Home stretch. It’s almost over. This morning, I notice my stomach is a lot flatter than it usually is. I’m actually pretty impressed. All the bloating went away. I feel like a new woman! Where are my angel wings, Victoria’s Secret?

Although, I’m not very impressed that all my farts and poops stink really bad. It has come to the point where I get really embarrassed to go to the bathroom because all the girls on my floor are going to know it’s me. When I poop, I try to go as fast as I can and flush it goodbye. The slightest fart is so deadly. I sincerely apologize to my roommate, boyfriend, and whoever had the unfortunate circumstance to smell my farts.

Day 7 –  Thursday

Well today is the last day and I decide to celebrate with some soda. Yes, it is counterproductive, but I cut out soda during this teatox in an attempt to be healthier while detoxifying my body.

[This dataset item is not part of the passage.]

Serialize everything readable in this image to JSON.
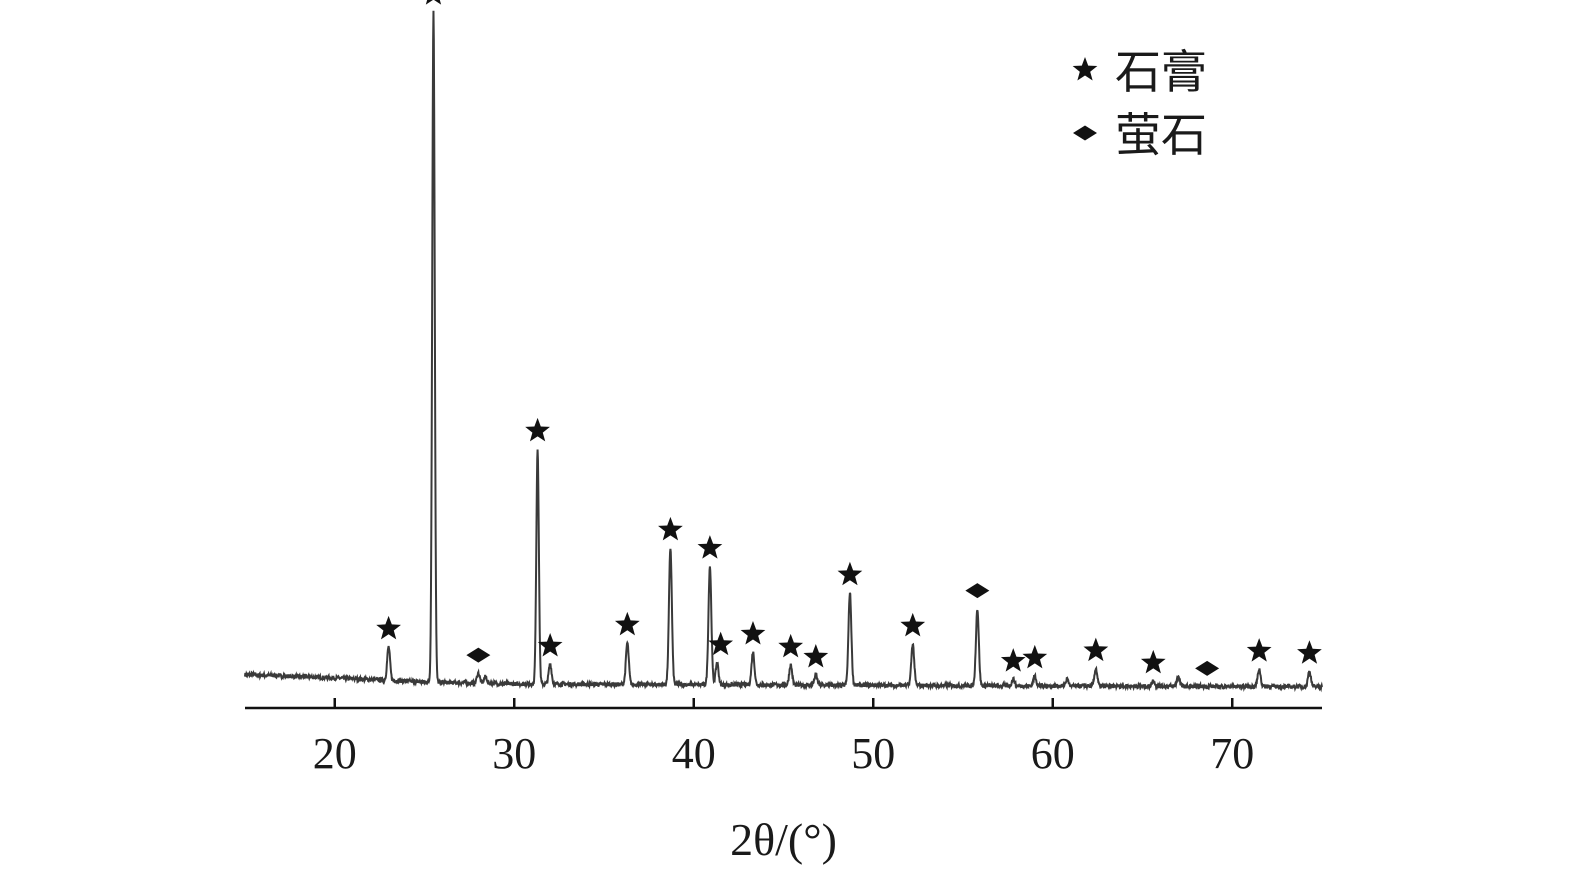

It’s the last day and I expected to at least become a tea enthusiast. I did not achieve that goal. Since I can’t really measure the toxicity of my body, I’m not exactly sure if I’m actually detoxified now. Even though my belly is actually flatter, it’s going to go away after I get off of this teatox. All I really got out of this was a lot of trips to the bathroom, painful stomach cramps, and smelly farts and poop.

I don’t recommend it. It did gave me a flatter stomach but it’s not permanent. Unless you’re looking for a quick fix that will make all of your bodily functions smell putrid, I say just stick to working out and eating healthy.